Deforestation in the region totaled 199 square kilometers (77 square miles) in February, up 62% from the same month a year ago, according to data released by national space research agency INPE. This is the highest level for February since the data series began in 2015/2016 and follows a similar monthly high in January.
In the first two months of the year, destruction was three times higher than the same period in 2021. About 629 square kilometers (243 square miles) have been deforested, an area roughly the size of Chicago. Brazil is home to around 60% of the Amazon, the world’s largest rainforest, the preservation of which is vital to curbing catastrophic climate change due to the large amount of greenhouse gases it absorbs.

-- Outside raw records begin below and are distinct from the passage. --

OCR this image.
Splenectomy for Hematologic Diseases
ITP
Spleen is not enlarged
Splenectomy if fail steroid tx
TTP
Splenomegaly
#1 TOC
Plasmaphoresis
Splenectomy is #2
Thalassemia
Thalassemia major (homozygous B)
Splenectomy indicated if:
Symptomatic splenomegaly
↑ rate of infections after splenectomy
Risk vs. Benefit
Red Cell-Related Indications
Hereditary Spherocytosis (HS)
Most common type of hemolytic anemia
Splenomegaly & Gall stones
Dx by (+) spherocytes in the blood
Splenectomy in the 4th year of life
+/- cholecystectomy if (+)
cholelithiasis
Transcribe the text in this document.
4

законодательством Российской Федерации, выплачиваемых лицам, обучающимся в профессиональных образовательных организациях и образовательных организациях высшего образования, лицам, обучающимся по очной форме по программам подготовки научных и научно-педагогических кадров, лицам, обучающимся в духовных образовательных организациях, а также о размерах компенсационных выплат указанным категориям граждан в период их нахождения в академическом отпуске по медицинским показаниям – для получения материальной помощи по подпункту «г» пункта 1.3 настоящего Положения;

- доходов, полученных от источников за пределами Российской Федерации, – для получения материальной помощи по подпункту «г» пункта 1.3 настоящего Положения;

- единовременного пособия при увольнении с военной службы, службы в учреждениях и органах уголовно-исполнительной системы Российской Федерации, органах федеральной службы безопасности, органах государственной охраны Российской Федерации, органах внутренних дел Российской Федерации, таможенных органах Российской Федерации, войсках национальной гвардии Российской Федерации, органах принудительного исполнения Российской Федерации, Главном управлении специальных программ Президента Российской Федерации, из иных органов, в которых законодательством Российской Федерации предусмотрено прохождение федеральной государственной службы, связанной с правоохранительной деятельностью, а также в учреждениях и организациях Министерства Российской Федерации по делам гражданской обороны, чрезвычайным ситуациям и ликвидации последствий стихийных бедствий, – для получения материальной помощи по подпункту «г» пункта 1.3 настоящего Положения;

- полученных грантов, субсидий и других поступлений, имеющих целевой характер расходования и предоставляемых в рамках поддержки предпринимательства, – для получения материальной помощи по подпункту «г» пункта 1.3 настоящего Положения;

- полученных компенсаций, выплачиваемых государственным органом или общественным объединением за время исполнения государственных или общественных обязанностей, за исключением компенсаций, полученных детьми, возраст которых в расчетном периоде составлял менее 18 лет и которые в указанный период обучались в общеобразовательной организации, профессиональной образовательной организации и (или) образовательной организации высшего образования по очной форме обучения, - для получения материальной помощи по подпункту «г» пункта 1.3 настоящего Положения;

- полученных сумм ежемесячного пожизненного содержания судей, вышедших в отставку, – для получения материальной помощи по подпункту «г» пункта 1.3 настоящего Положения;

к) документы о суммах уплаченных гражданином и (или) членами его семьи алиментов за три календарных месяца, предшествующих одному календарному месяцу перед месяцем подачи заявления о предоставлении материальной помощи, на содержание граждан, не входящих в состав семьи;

Deforestation in Brazil has increased since right-wing President Jair Bolsonaro took office in 2019 and has weakened environmental conservation, advocating for more commercial farming and mining in protected areas to help get out the Amazon region of poverty. Bolsonaro’s office and the Environment Ministry did not immediately respond to requests for comment on Friday’s data.
Scientists fear the destruction could push the Amazon to a tipping point, after which the jungle would dry out and become savannah, releasing huge amounts of greenhouse gases. A study published in the journal Nature Climate Change https://www.nature.com/articles/s41558-022-01287-8 earlier this week found that over the past two decades, more than three quarters of Amazon have already lost some of their ability to bounce back from disruptions like drought and fires.
“Deforestation and climate change, via increases in the length of the dry season and the frequency of droughts, may have already pushed the Amazon near a critical threshold of rainforest dieback,” they said. writes the authors of the University of Exeter. The amount of carbon lost each year from tropical forests – which eventually returns to the atmosphere as climate-warming carbon dioxide – has doubled since the early 2000s, according to a separate study in the journal Nature Sustainability https: //www.nature.com/articles/s41893-022-00854-3 found last month.
Some scientists suspect that deforestation will increase further ahead of Brazil’s October elections, as it has for the past three election years. Authorities are likely to enforce environmental laws less rigorously for fear of upsetting voters, said Carlos Souza Jr, a researcher at the Imazon environmental institute.